Yes, I understand what you're trying to say.
I only wanted to make clear there's a need for improvement.
At the end of the day HW alone does nothing and SW alone does very little. NV right now has a certainly better ecosystem around it.
Is this pertaining to different OSes (Linux vs Windows)? GPU vs CPU software (i.e. jamming AMD into software meant for CPUs where as NVIDIA gets it's own miner). Or the language the program is coded in?
It is related to the "shape" the kernel gets.
Imagine putting a square peg in a round hole. To do this, GPUs split the beg in pieces, pass each smaller piece then put them back on the other side.
AMD believes this is not efficient usage of transistors and this is a reason they won the console war again. NV by contrast believes they should optimize the worst case and this is what they do.
Chained hashing is even worse: you have taped several pegs together!
If this possibility exists and large gains can be made, why has nobody done it? Is this something that the coders are keeping to themselves? Or is it only possible with certain algos? Would like to learn more about the possibilities and limitations of this.

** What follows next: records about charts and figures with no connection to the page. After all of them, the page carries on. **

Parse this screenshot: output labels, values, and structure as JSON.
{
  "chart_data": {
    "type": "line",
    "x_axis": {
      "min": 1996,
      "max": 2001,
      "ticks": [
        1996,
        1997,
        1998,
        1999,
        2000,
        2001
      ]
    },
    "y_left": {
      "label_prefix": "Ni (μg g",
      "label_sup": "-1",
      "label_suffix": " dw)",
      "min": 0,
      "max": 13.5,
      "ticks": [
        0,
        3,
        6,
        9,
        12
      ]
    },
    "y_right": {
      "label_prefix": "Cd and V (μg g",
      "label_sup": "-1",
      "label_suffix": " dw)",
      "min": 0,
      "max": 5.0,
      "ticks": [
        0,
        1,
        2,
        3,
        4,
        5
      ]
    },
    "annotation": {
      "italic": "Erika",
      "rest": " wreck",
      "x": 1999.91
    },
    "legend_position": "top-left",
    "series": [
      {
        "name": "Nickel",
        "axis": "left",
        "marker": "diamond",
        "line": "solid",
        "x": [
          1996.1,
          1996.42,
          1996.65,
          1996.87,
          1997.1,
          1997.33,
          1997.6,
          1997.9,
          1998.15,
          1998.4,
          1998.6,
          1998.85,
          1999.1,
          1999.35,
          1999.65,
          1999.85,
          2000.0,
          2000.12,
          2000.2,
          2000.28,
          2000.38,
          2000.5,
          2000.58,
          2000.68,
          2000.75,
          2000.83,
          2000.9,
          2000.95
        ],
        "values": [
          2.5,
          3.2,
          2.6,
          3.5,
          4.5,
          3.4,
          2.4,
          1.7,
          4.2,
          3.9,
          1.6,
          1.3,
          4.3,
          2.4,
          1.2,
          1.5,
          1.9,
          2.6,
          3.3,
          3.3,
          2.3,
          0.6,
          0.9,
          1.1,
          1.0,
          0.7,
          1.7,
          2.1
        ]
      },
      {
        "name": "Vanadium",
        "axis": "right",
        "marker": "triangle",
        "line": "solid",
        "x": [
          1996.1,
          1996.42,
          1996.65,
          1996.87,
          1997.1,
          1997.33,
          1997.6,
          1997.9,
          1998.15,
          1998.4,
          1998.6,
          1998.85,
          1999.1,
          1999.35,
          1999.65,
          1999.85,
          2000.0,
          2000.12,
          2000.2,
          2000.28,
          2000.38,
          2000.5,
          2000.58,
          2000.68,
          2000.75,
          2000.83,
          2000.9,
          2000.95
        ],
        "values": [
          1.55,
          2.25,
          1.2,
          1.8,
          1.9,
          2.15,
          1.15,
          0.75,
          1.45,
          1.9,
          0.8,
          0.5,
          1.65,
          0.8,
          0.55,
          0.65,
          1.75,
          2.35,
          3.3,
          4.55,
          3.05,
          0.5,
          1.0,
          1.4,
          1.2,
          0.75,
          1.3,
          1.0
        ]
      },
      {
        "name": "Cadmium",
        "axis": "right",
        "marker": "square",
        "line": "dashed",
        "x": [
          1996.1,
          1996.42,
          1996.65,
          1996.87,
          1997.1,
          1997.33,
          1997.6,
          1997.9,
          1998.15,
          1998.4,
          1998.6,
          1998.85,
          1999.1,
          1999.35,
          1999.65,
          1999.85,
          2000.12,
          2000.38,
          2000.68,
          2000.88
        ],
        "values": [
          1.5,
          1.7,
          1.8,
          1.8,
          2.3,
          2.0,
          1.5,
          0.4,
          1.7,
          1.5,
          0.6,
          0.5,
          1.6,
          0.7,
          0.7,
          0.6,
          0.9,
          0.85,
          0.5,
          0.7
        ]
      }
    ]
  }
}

It took me almost two months to redo qubit + miner modifications (qubit is the tail of X11 FYI, it could be considered X5). I guess you get the idea.
It is possible - and perhaps even likely - many have the improved kernels already. If they have a room full of GPUs, they are consistent advantage. If you have one, not so much.
Not all algorithms can be improved. Some are so simple they're close to efficient... it's on a case-by-case basis. For example, Echo is nearly optimal. I honestly don't like X11/X13 much, the main problem I see is: it is inefficient for GPU users, it is inefficient for a small company doing FPGAs... it is a pipe dream for a big investor who wants to roll out its own ASIC already (they are shelling out 7-digits so paying four engineers instead of one isn't much of a problem). I simply don't like the idea but it's an hash like everything else out of here.